Das ist inzwischen 32 Jahre her. Und nun gab es im Allgäu – in Offenbach, nicht weit vom Bodensee entfernt – eine Wiederaufführung dieses einzigartigen Stückes – als integratives Theaterprojekt mit Kindern und Behinderten. Hauptorganisatorin ist Teresa Pawlak, damals hat sie mit ihren sechs Töchtern das Musical in Dresden gesehen. Heute spielten nun sogar die Enkelkinder mit.
Alles fand während des Anna-Festes am 26. Juli 2026 in der Offenbacher Kirche statt – die Kirche war gut gefüllt. Und zum Schluss sangen alle „Gemeinsam wollen wir glücklich sein“ – quasi das Schlusslied aus dem besagten Musical.

Beeindruckend an dieser Aufführung war, wie dieses anspruchsvolle Theater-Stück – sowohl von der Choreographie wie auch von der technischen Umsetzung her – mit einfachen Mitteln auf die „Bühne“ gebracht wurde.
Und: die Geschichte kam an, das konnte man an den Reaktionen nach der Vorstellung gut merken.

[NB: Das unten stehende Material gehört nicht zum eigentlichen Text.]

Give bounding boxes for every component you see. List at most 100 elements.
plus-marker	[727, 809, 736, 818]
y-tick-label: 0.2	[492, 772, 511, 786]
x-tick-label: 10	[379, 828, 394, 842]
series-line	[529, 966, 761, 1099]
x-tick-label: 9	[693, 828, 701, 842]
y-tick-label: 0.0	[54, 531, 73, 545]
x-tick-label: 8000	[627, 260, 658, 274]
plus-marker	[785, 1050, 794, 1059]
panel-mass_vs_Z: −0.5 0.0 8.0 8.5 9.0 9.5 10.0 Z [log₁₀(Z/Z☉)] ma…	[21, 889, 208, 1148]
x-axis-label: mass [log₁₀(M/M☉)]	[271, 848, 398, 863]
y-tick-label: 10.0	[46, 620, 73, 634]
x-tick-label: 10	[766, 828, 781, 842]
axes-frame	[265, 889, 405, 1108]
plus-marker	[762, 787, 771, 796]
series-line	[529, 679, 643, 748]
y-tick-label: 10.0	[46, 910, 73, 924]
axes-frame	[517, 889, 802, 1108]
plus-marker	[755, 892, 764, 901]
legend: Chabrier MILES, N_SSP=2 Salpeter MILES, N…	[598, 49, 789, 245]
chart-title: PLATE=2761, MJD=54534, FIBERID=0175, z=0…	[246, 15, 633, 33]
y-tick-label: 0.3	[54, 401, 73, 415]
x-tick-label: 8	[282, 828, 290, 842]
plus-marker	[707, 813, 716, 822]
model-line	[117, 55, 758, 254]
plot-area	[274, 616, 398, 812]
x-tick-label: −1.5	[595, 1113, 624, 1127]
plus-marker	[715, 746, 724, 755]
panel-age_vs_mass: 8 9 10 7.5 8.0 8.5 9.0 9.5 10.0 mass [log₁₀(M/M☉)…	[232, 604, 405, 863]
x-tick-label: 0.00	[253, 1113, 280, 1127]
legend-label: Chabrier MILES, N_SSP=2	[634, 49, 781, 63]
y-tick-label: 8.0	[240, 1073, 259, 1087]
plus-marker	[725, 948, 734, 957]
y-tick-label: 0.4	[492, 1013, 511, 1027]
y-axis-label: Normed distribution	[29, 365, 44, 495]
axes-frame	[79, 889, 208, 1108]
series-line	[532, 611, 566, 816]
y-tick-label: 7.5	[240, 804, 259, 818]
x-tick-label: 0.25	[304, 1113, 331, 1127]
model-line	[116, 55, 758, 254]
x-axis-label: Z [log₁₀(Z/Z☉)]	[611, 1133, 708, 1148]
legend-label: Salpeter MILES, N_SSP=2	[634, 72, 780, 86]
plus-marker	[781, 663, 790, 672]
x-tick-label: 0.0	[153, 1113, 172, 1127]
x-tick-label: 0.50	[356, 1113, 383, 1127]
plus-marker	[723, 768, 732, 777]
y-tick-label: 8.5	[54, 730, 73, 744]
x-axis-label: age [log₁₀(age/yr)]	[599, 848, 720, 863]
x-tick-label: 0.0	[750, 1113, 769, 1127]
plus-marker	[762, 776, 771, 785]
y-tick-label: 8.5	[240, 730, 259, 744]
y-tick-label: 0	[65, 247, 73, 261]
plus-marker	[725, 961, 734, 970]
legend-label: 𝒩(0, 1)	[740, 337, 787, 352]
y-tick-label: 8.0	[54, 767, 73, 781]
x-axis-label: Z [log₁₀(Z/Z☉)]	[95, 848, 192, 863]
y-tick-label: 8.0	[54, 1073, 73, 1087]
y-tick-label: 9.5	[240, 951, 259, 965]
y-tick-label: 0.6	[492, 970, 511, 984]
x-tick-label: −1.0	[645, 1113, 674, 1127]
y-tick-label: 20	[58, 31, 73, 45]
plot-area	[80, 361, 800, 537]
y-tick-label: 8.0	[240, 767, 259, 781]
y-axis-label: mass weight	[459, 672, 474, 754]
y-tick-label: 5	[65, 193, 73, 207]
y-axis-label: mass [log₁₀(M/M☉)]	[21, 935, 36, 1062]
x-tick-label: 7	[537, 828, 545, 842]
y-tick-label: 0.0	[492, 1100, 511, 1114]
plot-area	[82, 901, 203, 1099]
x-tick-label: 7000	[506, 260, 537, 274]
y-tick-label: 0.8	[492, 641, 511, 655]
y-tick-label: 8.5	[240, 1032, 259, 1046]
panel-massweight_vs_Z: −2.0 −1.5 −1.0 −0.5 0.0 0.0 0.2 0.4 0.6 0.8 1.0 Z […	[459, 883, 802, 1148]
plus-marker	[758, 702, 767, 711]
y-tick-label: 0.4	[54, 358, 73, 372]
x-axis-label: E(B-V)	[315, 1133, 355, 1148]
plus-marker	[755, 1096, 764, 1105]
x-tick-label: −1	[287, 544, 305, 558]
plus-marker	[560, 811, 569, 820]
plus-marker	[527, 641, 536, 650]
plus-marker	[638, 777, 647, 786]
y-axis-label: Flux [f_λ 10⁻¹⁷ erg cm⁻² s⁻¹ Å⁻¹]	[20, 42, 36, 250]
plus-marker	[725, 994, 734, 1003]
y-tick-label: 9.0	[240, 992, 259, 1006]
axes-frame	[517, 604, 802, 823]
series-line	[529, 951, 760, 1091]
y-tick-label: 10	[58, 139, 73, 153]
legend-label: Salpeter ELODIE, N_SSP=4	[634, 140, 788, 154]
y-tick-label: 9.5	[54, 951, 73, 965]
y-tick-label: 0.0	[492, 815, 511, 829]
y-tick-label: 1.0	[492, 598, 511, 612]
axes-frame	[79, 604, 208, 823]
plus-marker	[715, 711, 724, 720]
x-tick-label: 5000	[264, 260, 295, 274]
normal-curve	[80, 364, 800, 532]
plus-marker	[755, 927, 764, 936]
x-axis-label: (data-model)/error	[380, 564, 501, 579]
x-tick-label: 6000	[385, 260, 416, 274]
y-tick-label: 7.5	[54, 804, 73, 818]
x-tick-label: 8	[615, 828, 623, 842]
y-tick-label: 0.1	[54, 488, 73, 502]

Angefangen hatte es, dass Teresa Pawlak das Video von der letzten Original-Aufführung vom 12. Februar 1995 in der „MUKO-Musikalischen Komödie“ (Leipziger Operetten- und Musical Theater) den kleinen und großen Akteuren gezeigt hat. Das hätte bei der dargebotenen Professionalität durchaus zur „Lähmung“ bei den Akteuren führen können – aber nein: es gab ein begeistertes Mitmachen, wie Teresa Pawlak berichtete, bis zum Schluss.

Die Organisatorin Teresa tat während der Proben noch etwas sehr Beeindruckendes: sie fragte die beteiligten Kinder, welches Tier sie denn spielen wollten und bekam zur Antwort: Hund, Katze, Schmetterling – alles Tiere, die nicht im Original vorkommen. Doch die Mitmach-Freude der Kinder war gesichert.
Teresa Pawlak hofft, dass Jüngere nun diese Theater-Arbeit im Ort Opfenbach als Leitung übernehmen – eine professionelle Vorlage wurde mit der Aufführung von „Bogabunda“ jetzt im Allgäu gesetzt.